- Al-Kanz – Economie islamique en France et dans le monde - https://www.al-kanz.org -

Quand la « burqa » faisait vendre

Marketing colonial. Le président Sarkozy est un homme formidable. Il a réussi à faire du bien à la France en prononçant la juste phrase, réduisant la chose politique au service minimum au point que ses pires détracteurs sont aujourd’hui soulagés par la promulgation d’une fatwa anti-burqa, alors même qu’ils étaient venu l’écouter dire comment il allait soigner la France, en piteux état. Heureusement qu’il y a l’islam pour réconforter les Françaises et les Français.

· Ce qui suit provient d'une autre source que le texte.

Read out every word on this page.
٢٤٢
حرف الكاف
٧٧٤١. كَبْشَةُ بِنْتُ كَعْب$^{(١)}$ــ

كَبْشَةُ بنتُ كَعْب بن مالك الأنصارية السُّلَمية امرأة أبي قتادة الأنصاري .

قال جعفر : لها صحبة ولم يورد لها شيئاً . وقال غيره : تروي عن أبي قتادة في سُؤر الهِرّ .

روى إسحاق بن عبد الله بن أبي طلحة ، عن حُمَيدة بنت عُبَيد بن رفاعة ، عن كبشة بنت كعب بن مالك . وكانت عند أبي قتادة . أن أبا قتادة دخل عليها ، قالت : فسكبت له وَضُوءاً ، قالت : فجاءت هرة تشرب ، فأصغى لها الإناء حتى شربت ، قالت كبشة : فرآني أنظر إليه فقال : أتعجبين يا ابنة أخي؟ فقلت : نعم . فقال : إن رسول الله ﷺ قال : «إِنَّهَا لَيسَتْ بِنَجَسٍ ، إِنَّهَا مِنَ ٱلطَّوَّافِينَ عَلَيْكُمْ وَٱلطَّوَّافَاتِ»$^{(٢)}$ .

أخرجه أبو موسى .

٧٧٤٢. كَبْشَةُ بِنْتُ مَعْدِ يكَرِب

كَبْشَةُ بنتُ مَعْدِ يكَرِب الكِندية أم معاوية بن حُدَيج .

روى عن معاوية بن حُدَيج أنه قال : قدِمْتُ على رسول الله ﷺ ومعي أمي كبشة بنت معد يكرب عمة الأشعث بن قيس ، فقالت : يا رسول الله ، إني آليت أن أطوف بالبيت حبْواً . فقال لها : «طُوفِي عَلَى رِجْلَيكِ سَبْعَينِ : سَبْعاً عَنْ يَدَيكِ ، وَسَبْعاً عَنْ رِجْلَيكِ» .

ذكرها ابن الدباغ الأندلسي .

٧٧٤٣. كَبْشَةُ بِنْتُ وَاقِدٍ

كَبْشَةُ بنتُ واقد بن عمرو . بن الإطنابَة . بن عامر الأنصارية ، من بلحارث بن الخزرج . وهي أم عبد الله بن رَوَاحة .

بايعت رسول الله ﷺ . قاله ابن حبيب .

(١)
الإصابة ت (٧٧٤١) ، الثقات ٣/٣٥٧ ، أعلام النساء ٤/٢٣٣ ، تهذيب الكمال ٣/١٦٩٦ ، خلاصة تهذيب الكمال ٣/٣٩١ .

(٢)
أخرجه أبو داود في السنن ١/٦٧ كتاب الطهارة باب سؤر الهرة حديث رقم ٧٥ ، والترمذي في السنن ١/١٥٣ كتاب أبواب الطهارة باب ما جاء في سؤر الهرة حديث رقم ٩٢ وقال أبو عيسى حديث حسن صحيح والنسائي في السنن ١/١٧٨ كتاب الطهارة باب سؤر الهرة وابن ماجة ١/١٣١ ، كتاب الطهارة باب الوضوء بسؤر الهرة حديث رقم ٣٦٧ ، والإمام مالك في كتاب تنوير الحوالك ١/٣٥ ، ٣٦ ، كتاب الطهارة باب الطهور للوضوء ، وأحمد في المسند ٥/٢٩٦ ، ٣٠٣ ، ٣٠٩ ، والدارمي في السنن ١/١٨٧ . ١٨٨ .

Imaginez donc si dans le discours du président Sarkozy il n’y avait pas eu cette phrase qui fait du bien à tant de monde et qui a fait oublier tous les autres problèmes, aussi graves soient-ils. Sans cette fatwa, Nicolas Sarkozy aurait été bien plus critiqué pour l’inanité de ses propositions. Mais il y a eu cette fatwa. Allahu Akbar, Sarkozy, en bon Docteur Folamour, a administré la juste dose pour qu’un doux anesthésiant s’empare du peuple de France. 400 000 euros la pilule, mais qu’à cela ne tienne. L’essentiel est ailleurs. Aujourd’hui, la France est sauve, la France est bien. Quand on vous dit que l’islam, ça fait du bien…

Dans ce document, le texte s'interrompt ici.